Attorney General Pam Bondi made the right call by deciding not to fight a revised constitutional amendment that would legalize medical marijuana. The Florida Supreme Court is reviewing the new and improved wording of the amendment, and there is no reason the justices should prevent it from appearing on the 2016 ballot. Bondi, who has a bad habit of misusing the courts to score political points, set her personal opinion aside this time and took the more pragmatic approach.
Two years ago, Bondi wanted the court to kick off the ballot a similar amendment that would have legalized medical marijuana. The court only decides whether amendments are misleading and if they meet single-subject requirements. Bondi lost that argument, and the amendment received nearly 58 percent of the vote last year — just short of the 60 percent approval needed for constitutional amendments.

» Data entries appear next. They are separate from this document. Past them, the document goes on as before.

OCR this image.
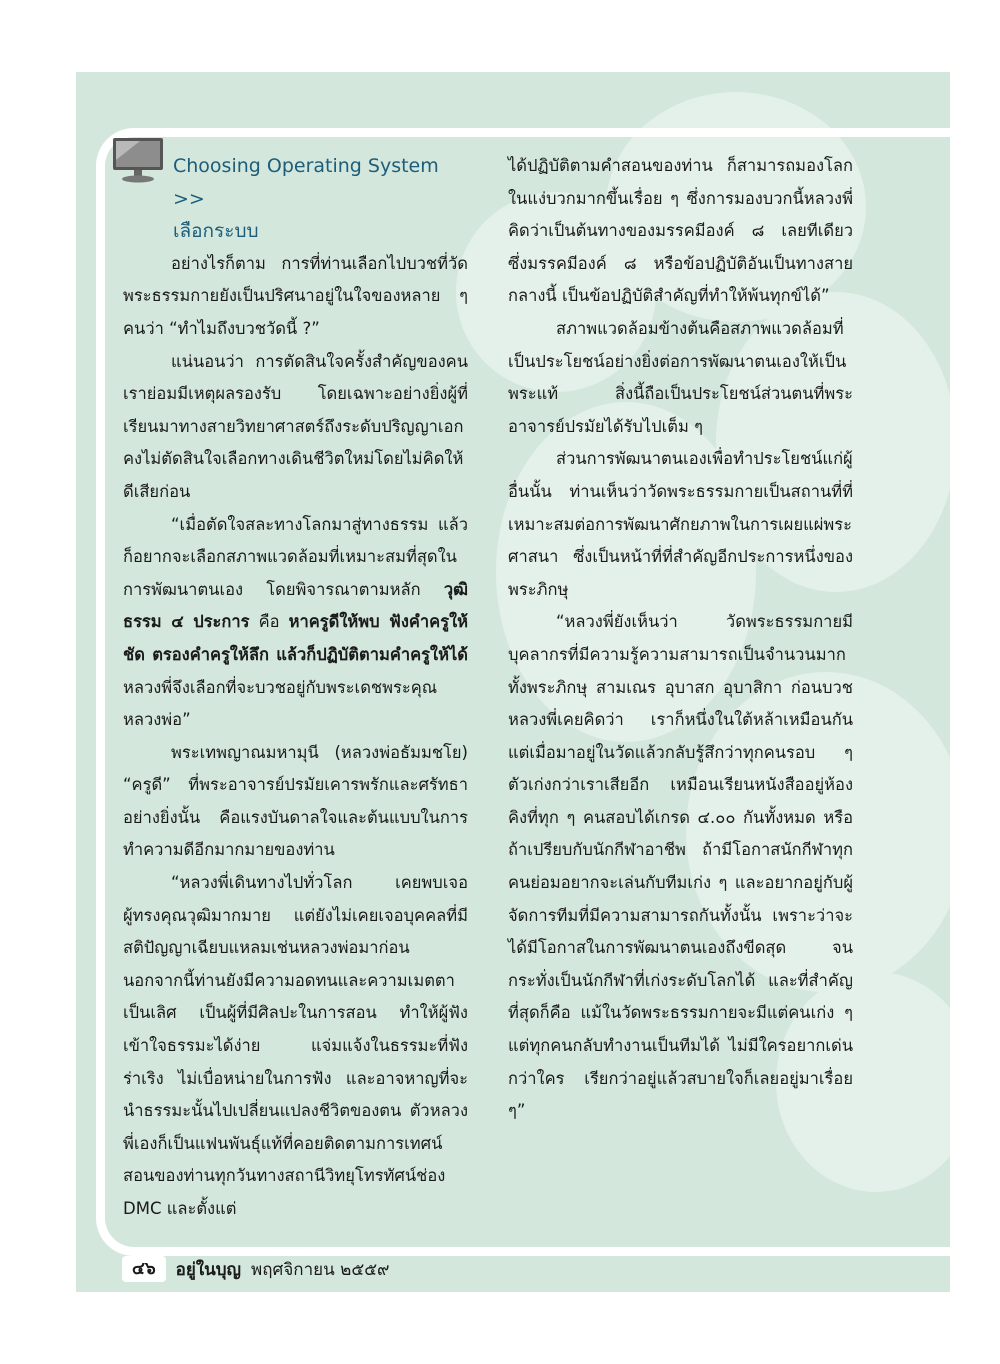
Choosing Operating System >>
เลือกระบบ

อย่างไรก็ตาม การที่ท่านเลือกไปบวชที่วัดพระธรรมกายยังเป็นปริศนาอยู่ในใจของหลาย ๆ คนว่า “ทำไมถึงบวชวัดนี้ ?”

แน่นอนว่า การตัดสินใจครั้งสำคัญของคนเราย่อมมีเหตุผลรองรับ โดยเฉพาะอย่างยิ่งผู้ที่เรียนมาทางสายวิทยาศาสตร์ถึงระดับปริญญาเอก คงไม่ตัดสินใจเลือกทางเดินชีวิตใหม่โดยไม่คิดให้ดีเสียก่อน

“เมื่อตัดใจสละทางโลกมาสู่ทางธรรม แล้ว ก็อยากจะเลือกสภาพแวดล้อมที่เหมาะสมที่สุดในการพัฒนาตนเอง โดยพิจารณาตามหลัก วุฒิธรรม ๔ ประการ คือ หาครูดีให้พบ ฟังคำครูให้ชัด ตรองคำครูให้ลึก แล้วก็ปฏิบัติตามคำครูให้ได้ หลวงพี่จึงเลือกที่จะบวชอยู่กับพระเดชพระคุณหลวงพ่อ”

พระเทพญาณมหามุนี (หลวงพ่อธัมมชโย) “ครูดี” ที่พระอาจารย์ปรมัยเคารพรักและศรัทธาอย่างยิ่งนั้น คือแรงบันดาลใจและต้นแบบในการทำความดีอีกมากมายของท่าน

“หลวงพี่เดินทางไปทั่วโลก เคยพบเจอผู้ทรงคุณวุฒิมากมาย แต่ยังไม่เคยเจอบุคคลที่มีสติปัญญาเฉียบแหลมเช่นหลวงพ่อมาก่อน นอกจากนี้ท่านยังมีความอดทนและความเมตตาเป็นเลิศ เป็นผู้ที่มีศิลปะในการสอน ทำให้ผู้ฟังเข้าใจธรรมะได้ง่าย แจ่มแจ้งในธรรมะที่ฟัง ร่าเริง ไม่เบื่อหน่ายในการฟัง และอาจหาญที่จะนำธรรมะนั้นไปเปลี่ยนแปลงชีวิตของตน ตัวหลวงพี่เองก็เป็นแฟนพันธุ์แท้ที่คอยติดตามการเทศน์สอนของท่านทุกวันทางสถานีวิทยุโทรทัศน์ช่อง DMC และตั้งแต่

ได้ปฏิบัติตามคำสอนของท่าน ก็สามารถมองโลกในแง่บวกมากขึ้นเรื่อย ๆ ซึ่งการมองบวกนี้หลวงพี่คิดว่าเป็นต้นทางของมรรคมีองค์ ๘ เลยทีเดียว ซึ่งมรรคมีองค์ ๘ หรือข้อปฏิบัติอันเป็นทางสายกลางนี้ เป็นข้อปฏิบัติสำคัญที่ทำให้พ้นทุกข์ได้”

สภาพแวดล้อมข้างต้นคือสภาพแวดล้อมที่เป็นประโยชน์อย่างยิ่งต่อการพัฒนาตนเองให้เป็นพระแท้ สิ่งนี้ถือเป็นประโยชน์ส่วนตนที่พระอาจารย์ปรมัยได้รับไปเต็ม ๆ

ส่วนการพัฒนาตนเองเพื่อทำประโยชน์แก่ผู้อื่นนั้น ท่านเห็นว่าวัดพระธรรมกายเป็นสถานที่ที่เหมาะสมต่อการพัฒนาศักยภาพในการเผยแผ่พระศาสนา ซึ่งเป็นหน้าที่ที่สำคัญอีกประการหนึ่งของพระภิกษุ

“หลวงพี่ยังเห็นว่า วัดพระธรรมกายมีบุคลากรที่มีความรู้ความสามารถเป็นจำนวนมาก ทั้งพระภิกษุ สามเณร อุบาสก อุบาสิกา ก่อนบวชหลวงพี่เคยคิดว่า เราก็หนึ่งในใต้หล้าเหมือนกัน แต่เมื่อมาอยู่ในวัดแล้วกลับรู้สึกว่าทุกคนรอบ ๆ ตัวเก่งกว่าเราเสียอีก เหมือนเรียนหนังสืออยู่ห้องคิงที่ทุก ๆ คนสอบได้เกรด ๔.๐๐ กันทั้งหมด หรือถ้าเปรียบกับนักกีฬาอาชีพ ถ้ามีโอกาสนักกีฬาทุกคนย่อมอยากจะเล่นกับทีมเก่ง ๆ และอยากอยู่กับผู้จัดการทีมที่มีความสามารถกันทั้งนั้น เพราะว่าจะได้มีโอกาสในการพัฒนาตนเองถึงขีดสุด จนกระทั่งเป็นนักกีฬาที่เก่งระดับโลกได้ และที่สำคัญที่สุดก็คือ แม้ในวัดพระธรรมกายจะมีแต่คนเก่ง ๆ แต่ทุกคนกลับทำงานเป็นทีมได้ ไม่มีใครอยากเด่นกว่าใคร เรียกว่าอยู่แล้วสบายใจก็เลยอยู่มาเรื่อย ๆ”

๔๖	อยู่ในบุญ พฤศจิกายน ๒๕๕๙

The revised amendment addresses the most important concerns raised by its opponents. For example, it adds new wording to address fears that teens and people with minor illnesses could get medical marijuana. It tightens the conditions under which doctors could issue certificates to get the drug, and it ensures that all current negligence and professional malpractice laws would still apply. The language is not misleading, and the court should allow the amendment to go on the ballot if the United for Care group gets all of the necessary signatures as expected.
Bondi remains opposed to medical marijuana, which is fine. But she recognizes that she was unsuccessful in keeping the amendment off the ballot two years ago and likely would not succeed in keeping the improved wording off the 2016 ballot. Let the voters decide.